On l'aura compris, l'ensauvagement ce n'est donc pas rien, c'est le fameux nouveau paradigme qui doit se substituer à celui du tout-pour-les-humains-partout-à-n'importe-quel-prix. Vous me direz, bon à part pour des raisons poético-morales, ce qui n'est déjà pas rien, à quoi bon se fatiguer à changer de braquet ? Je dirais : tout simplement parce que tout le monde sait désormais que le dérèglement climatique a pour cause la pression exercée par l'Homme sur le « milieu ». Donc en clair, si on ne veut pas que ce soit trop la catastrophe dans les mois à venir -car ce n'est plus à l'horizon de décennies-, alors il faut d'urgence agir autrement. Je me réfère pour cela à la dernière partie du livre qui propose tant au citoyen on dira lambda qu'à celui, élu, en charge plus spécifiquement de politiques publiques locales, 7 leviers d'action (lequel peut aussi se référer utilement à https://theshiftproject.org/article/cahiers-territoires-publication-finale):

« 1. Cartographier. Identifier les potentialités, les intensités d'usages d'un territoire, à l'échelle d'un bassin versant. (chacun.e peut collecter des données, par exemple sur la présence malheureusement décroissante d'insectes ou d'oiseaux afin qu'elles soient incluses dans des expériences de science participative, en augmentation elles).

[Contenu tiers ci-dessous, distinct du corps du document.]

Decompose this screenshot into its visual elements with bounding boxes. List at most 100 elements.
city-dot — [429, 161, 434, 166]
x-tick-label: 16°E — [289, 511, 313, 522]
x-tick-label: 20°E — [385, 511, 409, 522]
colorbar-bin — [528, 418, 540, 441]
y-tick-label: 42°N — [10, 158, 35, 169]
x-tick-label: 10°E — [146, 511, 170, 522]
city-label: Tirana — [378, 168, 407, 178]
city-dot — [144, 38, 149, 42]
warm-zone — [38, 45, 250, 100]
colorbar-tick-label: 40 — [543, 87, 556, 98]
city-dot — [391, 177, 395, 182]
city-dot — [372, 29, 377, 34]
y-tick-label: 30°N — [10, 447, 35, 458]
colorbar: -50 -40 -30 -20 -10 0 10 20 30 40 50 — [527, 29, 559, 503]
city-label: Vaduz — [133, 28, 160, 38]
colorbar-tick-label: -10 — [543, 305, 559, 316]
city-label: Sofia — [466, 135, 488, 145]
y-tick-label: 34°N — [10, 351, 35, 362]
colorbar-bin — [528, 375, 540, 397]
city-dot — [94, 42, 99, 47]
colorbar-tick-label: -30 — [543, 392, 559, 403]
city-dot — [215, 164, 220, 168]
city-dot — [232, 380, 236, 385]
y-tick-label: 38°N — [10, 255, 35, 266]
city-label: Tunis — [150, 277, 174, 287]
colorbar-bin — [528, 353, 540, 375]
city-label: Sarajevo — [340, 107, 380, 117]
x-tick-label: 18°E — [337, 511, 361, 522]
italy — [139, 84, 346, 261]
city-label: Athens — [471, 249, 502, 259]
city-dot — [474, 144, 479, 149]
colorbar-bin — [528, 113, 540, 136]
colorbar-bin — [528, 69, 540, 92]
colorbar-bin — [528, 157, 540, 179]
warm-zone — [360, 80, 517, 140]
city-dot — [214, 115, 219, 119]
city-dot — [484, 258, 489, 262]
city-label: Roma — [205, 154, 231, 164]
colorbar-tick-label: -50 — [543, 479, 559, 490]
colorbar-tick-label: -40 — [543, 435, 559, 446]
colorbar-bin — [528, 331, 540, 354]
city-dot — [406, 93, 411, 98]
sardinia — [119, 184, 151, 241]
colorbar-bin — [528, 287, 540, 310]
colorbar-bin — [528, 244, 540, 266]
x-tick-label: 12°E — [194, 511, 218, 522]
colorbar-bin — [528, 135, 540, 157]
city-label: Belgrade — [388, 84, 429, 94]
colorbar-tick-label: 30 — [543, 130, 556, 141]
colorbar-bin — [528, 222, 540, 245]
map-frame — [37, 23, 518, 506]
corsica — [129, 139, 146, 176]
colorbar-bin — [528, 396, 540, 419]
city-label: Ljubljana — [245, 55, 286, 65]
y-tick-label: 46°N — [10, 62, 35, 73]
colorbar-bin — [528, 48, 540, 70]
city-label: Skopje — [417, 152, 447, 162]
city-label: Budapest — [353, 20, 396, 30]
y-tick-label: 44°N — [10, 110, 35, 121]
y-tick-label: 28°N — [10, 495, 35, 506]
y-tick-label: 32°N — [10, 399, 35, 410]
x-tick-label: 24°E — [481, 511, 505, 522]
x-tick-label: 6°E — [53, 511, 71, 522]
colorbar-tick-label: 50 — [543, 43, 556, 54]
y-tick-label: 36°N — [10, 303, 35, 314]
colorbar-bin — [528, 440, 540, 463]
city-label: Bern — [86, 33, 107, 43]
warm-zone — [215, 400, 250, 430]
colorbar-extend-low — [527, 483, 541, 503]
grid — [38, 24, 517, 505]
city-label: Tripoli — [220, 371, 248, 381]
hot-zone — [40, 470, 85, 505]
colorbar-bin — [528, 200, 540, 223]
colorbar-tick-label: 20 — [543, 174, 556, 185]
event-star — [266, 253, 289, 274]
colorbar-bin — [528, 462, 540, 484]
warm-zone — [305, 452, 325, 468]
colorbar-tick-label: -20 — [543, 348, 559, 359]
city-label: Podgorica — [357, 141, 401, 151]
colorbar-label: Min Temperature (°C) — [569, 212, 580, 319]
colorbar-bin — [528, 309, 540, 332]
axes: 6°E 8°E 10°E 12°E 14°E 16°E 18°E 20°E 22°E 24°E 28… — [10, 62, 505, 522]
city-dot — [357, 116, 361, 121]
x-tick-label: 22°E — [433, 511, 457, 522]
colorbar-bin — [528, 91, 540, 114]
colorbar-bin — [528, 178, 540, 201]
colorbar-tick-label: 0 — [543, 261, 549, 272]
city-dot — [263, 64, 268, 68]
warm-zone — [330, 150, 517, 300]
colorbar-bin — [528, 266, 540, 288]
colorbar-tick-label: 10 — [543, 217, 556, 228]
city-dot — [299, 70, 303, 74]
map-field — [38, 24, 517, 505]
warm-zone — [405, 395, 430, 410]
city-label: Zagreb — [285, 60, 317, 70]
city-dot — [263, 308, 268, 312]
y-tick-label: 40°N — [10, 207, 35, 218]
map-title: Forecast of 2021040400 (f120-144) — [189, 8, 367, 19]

2. S'outiller. Inventer de nouveaux outils permettant de penser autrement le partage de l'espace. Et donc apprendre, car il s'agit bien de cela, comment d'autres espèces que la nôtre voient le territoire et les besoins vitaux afférents. Les travaux de Vinciane Despret sur les oiseaux et ceux de Baptiste Morizot sur les loups et plus récemment les castors s'inscrivent dans cette perspective.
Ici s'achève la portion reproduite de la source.